The car door slammed and my son headed to the middle school Monday, never looking back.
“It’s weird going to Young without him,” my daughter said wistfully.
We slowly pulled away from McCarroll’s sixth-grade campus and headed to her elementary school, but her unexpected comment riled the butterflies in my stomach.
I didn’t realize she was feeling anxious about the transition. Although it likely stemmed from jitters in general, it was obvious she was a bit nervous not only about fourth grade, but also about being without her brother.
I, on the other hand, had been nervous for months.
For some reason, my son starting middle school brought my junior high insecurities bubbling to the surface. The thought of walking those halls, navigating the cafeteria and building a budding social life makes me break into a sweat.
I realize this is ridiculous. I’m pushing 40. But I think, for better or worse, you always carry around a little piece of your 13-year-old self.
Although I didn’t have a bad junior high experience, I’m not sure anyone can classify those years as “good.”

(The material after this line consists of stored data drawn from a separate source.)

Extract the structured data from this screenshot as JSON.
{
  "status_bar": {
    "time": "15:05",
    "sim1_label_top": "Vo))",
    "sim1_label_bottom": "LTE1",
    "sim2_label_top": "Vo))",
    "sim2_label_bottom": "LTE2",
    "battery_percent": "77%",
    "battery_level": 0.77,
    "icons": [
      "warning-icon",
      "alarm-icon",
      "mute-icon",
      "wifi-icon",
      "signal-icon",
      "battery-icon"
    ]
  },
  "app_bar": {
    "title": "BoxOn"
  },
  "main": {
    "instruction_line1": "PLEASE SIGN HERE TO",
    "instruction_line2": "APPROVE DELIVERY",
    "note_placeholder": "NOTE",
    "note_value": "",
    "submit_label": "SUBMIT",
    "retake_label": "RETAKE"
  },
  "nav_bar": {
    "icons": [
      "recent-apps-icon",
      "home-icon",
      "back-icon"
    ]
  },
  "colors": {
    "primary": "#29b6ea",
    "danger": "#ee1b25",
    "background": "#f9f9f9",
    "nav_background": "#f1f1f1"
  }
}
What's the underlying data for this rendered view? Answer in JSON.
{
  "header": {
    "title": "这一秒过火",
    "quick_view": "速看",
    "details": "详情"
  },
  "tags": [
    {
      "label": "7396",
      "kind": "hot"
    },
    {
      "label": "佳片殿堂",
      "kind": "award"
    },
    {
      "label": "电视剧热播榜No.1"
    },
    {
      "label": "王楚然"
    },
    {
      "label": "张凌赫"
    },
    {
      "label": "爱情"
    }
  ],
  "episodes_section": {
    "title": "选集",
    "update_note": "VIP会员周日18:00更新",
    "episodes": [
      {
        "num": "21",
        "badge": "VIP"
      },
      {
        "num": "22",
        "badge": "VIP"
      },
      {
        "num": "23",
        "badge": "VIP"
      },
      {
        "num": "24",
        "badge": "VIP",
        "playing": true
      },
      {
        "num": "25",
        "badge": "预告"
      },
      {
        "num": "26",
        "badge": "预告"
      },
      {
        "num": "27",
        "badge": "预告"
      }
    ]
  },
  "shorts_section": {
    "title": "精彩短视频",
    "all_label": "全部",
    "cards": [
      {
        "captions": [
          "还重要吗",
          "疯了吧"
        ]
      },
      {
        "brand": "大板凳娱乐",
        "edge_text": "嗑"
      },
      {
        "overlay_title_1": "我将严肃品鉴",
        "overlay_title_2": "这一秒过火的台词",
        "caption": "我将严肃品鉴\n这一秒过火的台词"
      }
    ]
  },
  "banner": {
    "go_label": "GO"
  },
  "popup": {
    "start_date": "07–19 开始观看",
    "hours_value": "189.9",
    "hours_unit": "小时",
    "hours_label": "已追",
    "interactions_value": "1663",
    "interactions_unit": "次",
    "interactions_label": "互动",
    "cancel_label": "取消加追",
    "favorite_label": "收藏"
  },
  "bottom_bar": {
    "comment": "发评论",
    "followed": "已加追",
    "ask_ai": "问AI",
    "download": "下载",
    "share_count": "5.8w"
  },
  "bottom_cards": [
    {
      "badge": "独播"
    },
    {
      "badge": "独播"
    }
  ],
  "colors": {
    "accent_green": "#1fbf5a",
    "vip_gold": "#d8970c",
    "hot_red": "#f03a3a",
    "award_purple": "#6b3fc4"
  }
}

I had a mouthful of braces and huge glasses, topped off with an intense unibrow. For the most part, I had a happy existence. I had a good group of friends and did well in school.
Any “suffering” was self-induced by my own insecurities or doubts, and I don’t think I was embarrassed or humiliated more than anyone else at that age.
But for some reason, I dread the thought of my son going through those same things. I know it’s just part of growing up, and he’ll be better for it on the other side. The logical side of my brain knows this.
But it’s hard on the heart.
I actually felt a little better after going to Meet the Teacher last week because I could see those same fears in the eyes of other parents. We weren’t the only ones intensely coaching our kid on how to unlock his locker or wandering aimlessly, looking for that hidden social studies room.
I quickly realized, just as I had assured my son, that even the moms and dads are “all in the same boat.” I settled in at the office Monday with one thought: “It may not always be easy, but it’ll be OK.” My son’s a sharp kid, and I’m confident he can navigate rough waters.
By afternoon pickup, my daughter showed no signs of having missed her brother, declaring the reward box in her classroom “the best she’s ever seen.” My son, whose middle school adventure is just beginning, was able to open his locker “at least 11 times.”
My 13-year-old self is at ease, and I’m chalking that up as a first-day victory.
Kristen Tribe is editor of the Messenger.